Pinterest’s business is growing steadily, but not at the same clip as other big advertising-driven tech IPOs from the past decade. According to new IPO paperwork filed Friday that offered the most detailed look yet at Pinterest’s business, Facebook, Twitter, and Snap were all showing faster pre-IPO growth.
Pinterest reported revenue of roughly $756 million in 2018, growth of 59 percent from the year before. Pinterest’s 2017 revenue of roughly $473 million also represented 58 percent growth over the year prior.
That’s not bad, but it’s also not the kind of hyper growth we’ve seen from other advertising-driven tech businesses at the time of IPO. Pinterest is not just a social network or a communication business, but it is a consumer app that makes all of its money from advertising. That means it competes for ad dollars with places like Facebook, Twitter, and Snap, so it’s no surprise Pinterest also listed all three companies as competitors in its S-1 paperwork.
Twitter’s business nearly tripled in the full year before its IPO, and Facebook’s nearly doubled. Snap’s business, meanwhile, grew by almost 600 percent in the year before it filed IPO paperwork.
How big were these advertising businesses the full year before their respective IPOs?
- Twitter — $317 million in 2012, growth of 198 percent
- Facebook — $3.7 billion in 2011, growth of 88 percent
- Snap — $404.5 million in 2017, growth of 597 percent over the previous year
In both Twitter and Snap’s case, the businesses were smaller than Pinterest’s is. But that kind of crazy year-over-year growth also gave a sense that they were far from slowing down. (We would learn later — in both cases — that wasn’t actually true.)
Pinterest, though, has shown some steady revenue growth, which may not be as sexy as the classic Silicon Valley hockey-stick growth, but it may prove more reliable.
Net losses have been decreasing over the last three years, but the company is still not profitable. The picture, though, is improving: Losses came in at $60 million in 2018, about a third of its losses from three years ago.
Pinterest is also using a controversial, even if increasingly common, dual-class stock structure that will allow its founders to maintain control even as it transitions to a public company. To defenders, that set-up helps insulate a company from unruly activist investors and protects a founder’s long-term vision. To critics, that can lead to unaccountability and can therefore dissuade investors from buying shares.
Existing shareholders in Pinterest will hold Class B stock, which will have 20 times as much voting power as those who are new to the company. That’s a huge discrepancy. It’s the same uneven ratio that an expert called “pretty egregious” when it was unsealed at Lyft, but a key difference here is that it’s not just the company’s co-founders that will hold the special stock, but all shareholders.

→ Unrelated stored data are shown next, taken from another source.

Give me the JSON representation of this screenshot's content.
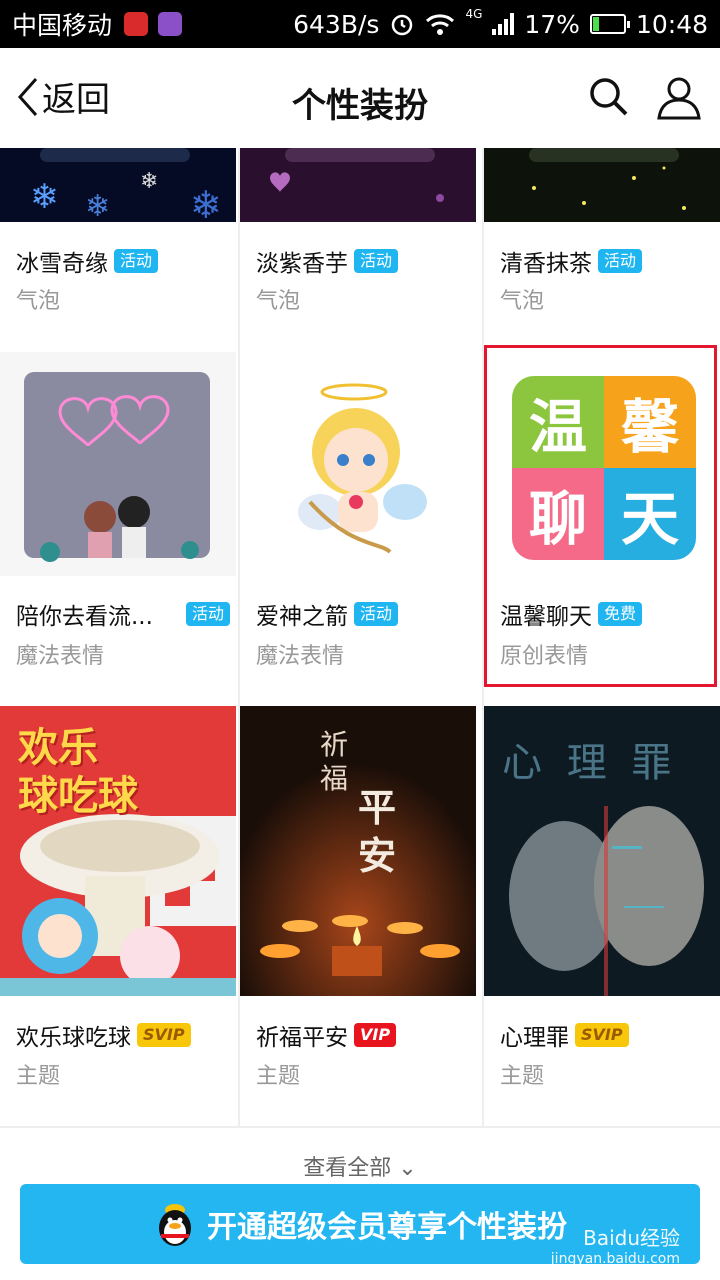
{
  "status_bar": {
    "carrier": "中国移动",
    "speed": "643B/s",
    "network": "4G",
    "battery": "17%",
    "time": "10:48"
  },
  "nav": {
    "back_label": "返回",
    "title": "个性装扮"
  },
  "items": [
    {
      "name": "冰雪奇缘",
      "badge": "活动",
      "category": "气泡"
    },
    {
      "name": "淡紫香芋",
      "badge": "活动",
      "category": "气泡"
    },
    {
      "name": "清香抹茶",
      "badge": "活动",
      "category": "气泡"
    },
    {
      "name": "陪你去看流...",
      "badge": "活动",
      "category": "魔法表情"
    },
    {
      "name": "爱神之箭",
      "badge": "活动",
      "category": "魔法表情"
    },
    {
      "name": "温馨聊天",
      "badge": "免费",
      "category": "原创表情",
      "tiles": [
        "温",
        "馨",
        "聊",
        "天"
      ]
    },
    {
      "name": "欢乐球吃球",
      "badge": "SVIP",
      "category": "主题",
      "art_text": [
        "欢乐",
        "球吃球"
      ]
    },
    {
      "name": "祈福平安",
      "badge": "VIP",
      "category": "主题",
      "art_text": [
        "祈",
        "福",
        "平",
        "安"
      ]
    },
    {
      "name": "心理罪",
      "badge": "SVIP",
      "category": "主题",
      "art_text": "心 理 罪"
    }
  ],
  "see_all": "查看全部",
  "vip_banner": "开通超级会员尊享个性装扮",
  "watermark": {
    "brand": "Baidu经验",
    "url": "jingyan.baidu.com"
  },
  "colors": {
    "accent": "#23b6f0",
    "highlight": "#e3172f",
    "badge_blue": "#1eb5f0",
    "vip_red": "#e8141e",
    "svip_yellow": "#f9c70a"
  }
}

Perhaps the biggest question about Pinterest over the years has been: What is it? Is it a commerce company? Is it a search company? Is it a social company? The distinction matters because it gives people a point of reference in valuing the business. Pinterest, for example, has pushed back on the idea that it’s a social company, perhaps in part to avoid comparisons to Facebook, the same comparisons that have been troubling for Twitter and Snapchat. (Though as consumer apps predominantly relying on advertising revenue, some comparisons are warranted.)
But understanding what Pinterest is also helps set expectations around what Pinterest will build and who they’ll work with. Today, Pinterest describes itself as a “visual search” company, where the main business pitch to potential advertisers is that people visit the site for inspiration. If you’re planning a wedding or a home remodel, then Pinterest might be a great tool for you — and what better time for advertisers to reach a potential customer than when they are considering a major life change?
Another challenge Pinterest has confronted is the belief that the company is overvalued. The company notched close to its current valuation at one of the frothiest times in venture capital: in 2015 at about $10 billion. But Pinterest’s valuation barely jumped between 2015 and 2017, lending credence to the idea that the market found Pinterest as not quite earning its mega-valuation — last measured at about $12 billion two years ago.
But if there’s any good time for a startup to file and try and avoid a downround IPO, it’s now. The IPO market of 2019 is expected to be the busiest in at least a decade, with listings en route from Uber, Lyft, and Slack. Amid worries that a recession could arrive in late 2019 or early 2020, some bankers and other IPO advisers have been encouraging clients to accelerate listing plans to avoid a broader stock sell-off.
Pinterest was initially targeting an IPO closer to the middle of the year, but appears to be heeding advice to move quickly.
Major shareholders include Bessemer Venture Partners, Andreessen Horowitz, and FirstMark Capital, each of which own more than 5 percent of the company. The filing didn’t disclose the ownership percentage of Ben Silbermann, the company’s CEO.